Materials technology has had a profound impact on the evolution of human civilization. In the 21st century, people are developing smart materials and smart sensors. The class of engineered smart materials based on piezoelectric materials, organic polymers and silicon are useful in micro electro mechanical (MEM) or microelectronic sensors. The engineered smart materials and sensors have the potential for making a major impact on the design and application of structural components and engineering structures, known as “smart structures.”
Smart structures are designed to react to the surrounding environment by use of integrated sensors and actuators within the form. Such structures not only can monitor the status of their functioning but also forewarn about the onset of abnormalities and hence impending failures. The smart sensors made of smart materials are to provide in association with other components like actuators and control systems, the required functional capability so as to react to internal and external environments and achieve adaptability. Examples are: smart planes, smart space ships, smart cars, smart bridges and highways, to mention a few. Thus, the fast developing area of smart structure systems is evolving, and an advanced combination of materials, sensors, actuators, control and processing are blended suitably to achieve the end result.
The development of smart materials and sensors has been challenging for some structures, such as gas turbine engines, space craft and the like, because they operate at extreme conditions of temperature, pressure, fluid (air/gaseous mixture, air/fuel mixture) velocity, and the like.
Direct measurement of hot gas properties at the exit of a gas turbine combustor and inlet of the first row of vanes or nozzles under actual operating conditions is quite difficult, if not impossible, with currently available measurement tools.

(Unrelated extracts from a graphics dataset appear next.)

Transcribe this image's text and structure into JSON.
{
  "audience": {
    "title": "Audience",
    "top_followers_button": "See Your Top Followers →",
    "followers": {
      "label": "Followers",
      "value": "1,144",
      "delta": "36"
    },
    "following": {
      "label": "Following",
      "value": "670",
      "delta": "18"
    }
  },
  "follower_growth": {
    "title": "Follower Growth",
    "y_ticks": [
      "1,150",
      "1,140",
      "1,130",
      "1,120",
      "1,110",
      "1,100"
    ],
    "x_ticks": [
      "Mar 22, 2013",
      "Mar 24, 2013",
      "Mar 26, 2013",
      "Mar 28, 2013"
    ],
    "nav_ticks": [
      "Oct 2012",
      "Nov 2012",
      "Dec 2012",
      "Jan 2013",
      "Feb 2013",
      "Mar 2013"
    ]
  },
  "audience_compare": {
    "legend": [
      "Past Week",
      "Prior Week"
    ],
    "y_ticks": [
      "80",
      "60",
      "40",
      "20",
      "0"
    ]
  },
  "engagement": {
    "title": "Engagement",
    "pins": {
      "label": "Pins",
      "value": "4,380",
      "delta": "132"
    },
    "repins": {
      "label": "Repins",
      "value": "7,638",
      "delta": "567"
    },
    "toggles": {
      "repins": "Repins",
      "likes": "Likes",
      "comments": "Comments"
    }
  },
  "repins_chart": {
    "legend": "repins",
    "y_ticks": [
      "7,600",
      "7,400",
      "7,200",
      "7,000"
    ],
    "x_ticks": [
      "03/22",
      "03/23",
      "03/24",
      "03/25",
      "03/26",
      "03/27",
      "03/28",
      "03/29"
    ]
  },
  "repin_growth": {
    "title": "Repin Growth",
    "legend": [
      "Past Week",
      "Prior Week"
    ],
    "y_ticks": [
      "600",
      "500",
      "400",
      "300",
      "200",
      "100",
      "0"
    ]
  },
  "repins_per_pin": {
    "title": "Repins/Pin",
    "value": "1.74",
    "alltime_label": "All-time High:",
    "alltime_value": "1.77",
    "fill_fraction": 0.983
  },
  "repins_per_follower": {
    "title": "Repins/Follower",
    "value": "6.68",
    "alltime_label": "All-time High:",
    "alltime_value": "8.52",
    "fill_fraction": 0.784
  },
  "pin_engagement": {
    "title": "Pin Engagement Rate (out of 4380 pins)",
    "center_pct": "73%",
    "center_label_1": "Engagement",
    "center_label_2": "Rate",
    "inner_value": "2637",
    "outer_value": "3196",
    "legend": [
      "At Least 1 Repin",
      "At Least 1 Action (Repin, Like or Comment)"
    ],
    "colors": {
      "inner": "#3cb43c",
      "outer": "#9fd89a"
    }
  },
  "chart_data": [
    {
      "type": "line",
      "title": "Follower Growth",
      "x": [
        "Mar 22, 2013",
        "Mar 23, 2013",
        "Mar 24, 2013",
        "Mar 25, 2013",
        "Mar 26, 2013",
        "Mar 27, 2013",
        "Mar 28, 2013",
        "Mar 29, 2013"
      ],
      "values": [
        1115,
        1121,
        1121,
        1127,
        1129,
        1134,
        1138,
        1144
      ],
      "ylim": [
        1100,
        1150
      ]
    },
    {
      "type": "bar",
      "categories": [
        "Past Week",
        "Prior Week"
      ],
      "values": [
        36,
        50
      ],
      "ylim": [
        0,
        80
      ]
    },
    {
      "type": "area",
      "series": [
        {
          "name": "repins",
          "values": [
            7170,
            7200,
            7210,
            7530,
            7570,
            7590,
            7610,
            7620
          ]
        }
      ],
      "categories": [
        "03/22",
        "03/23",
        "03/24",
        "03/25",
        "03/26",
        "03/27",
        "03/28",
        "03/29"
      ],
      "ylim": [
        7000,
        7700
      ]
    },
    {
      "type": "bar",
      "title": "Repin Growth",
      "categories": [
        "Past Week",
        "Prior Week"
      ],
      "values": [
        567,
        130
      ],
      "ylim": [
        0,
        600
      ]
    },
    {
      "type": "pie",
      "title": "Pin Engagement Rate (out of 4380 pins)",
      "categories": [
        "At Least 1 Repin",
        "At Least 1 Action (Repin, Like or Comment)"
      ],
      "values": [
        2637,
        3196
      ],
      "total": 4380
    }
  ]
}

This information is needed both for real-time monitoring so that operation can be optimized as well as for having accurate data for optimized design of downstream components. Temperatures at that location can be in excess of 1800° K, and the chemical conditions are quite hostile, rendering any off-the-shelf intrusive probe quite useless.
Under operating conditions and for accurate measurements, the shroud around this flow path has to be heavily insulated in order to avoid heat loss (which can additionally increase the radial temperature gradient and adversely affect the temperature profile approaching the vanes). Also, because of space and geometric restrictions, and extreme flow conditions, optical windows (for transmitting and receiving optics) are difficult to implement. Typical optical measurement techniques conventionally used for measuring velocity, turbulence, temperature and species, for example, Laser Doppler Velocimeter (LDV), Particle Image Velocimetry (PIV), Coherent Anti-Stokes Raman Scattering (CARS) and Laser Induced Fluorescence (LIF) cannot readily be used without major modifications. As a result, current turbine design primarily relies on estimated or computed data obtained from Computational Fluid Dynamics' (CFD) simulations, the very basis of which is questionable under present experimental conditions. Yet the flow conditions at the combustor exit are very important for turbine design as they form the inlet boundary conditions for turbine design process.
Spectral measurements may be recorded, for example, using equipment such as a paper tablet, computer, compact disc, digital pen, digital video disc, and the like.
Capability for hot flow path measurements for the purpose of better turbine design is even more important for newer power generation concepts such as clean coal technology and Integrated Gasification Combined Cycle (IGCC) plants. Although these concepts have been around for over a decade, there continues to be a need for additional demonstration plants that can provide the necessary performance data to help in optimal design and selective retrofitting.
Human civilization needs sensors that can be integrated into structures that operate in extreme, harsh and hostile environments.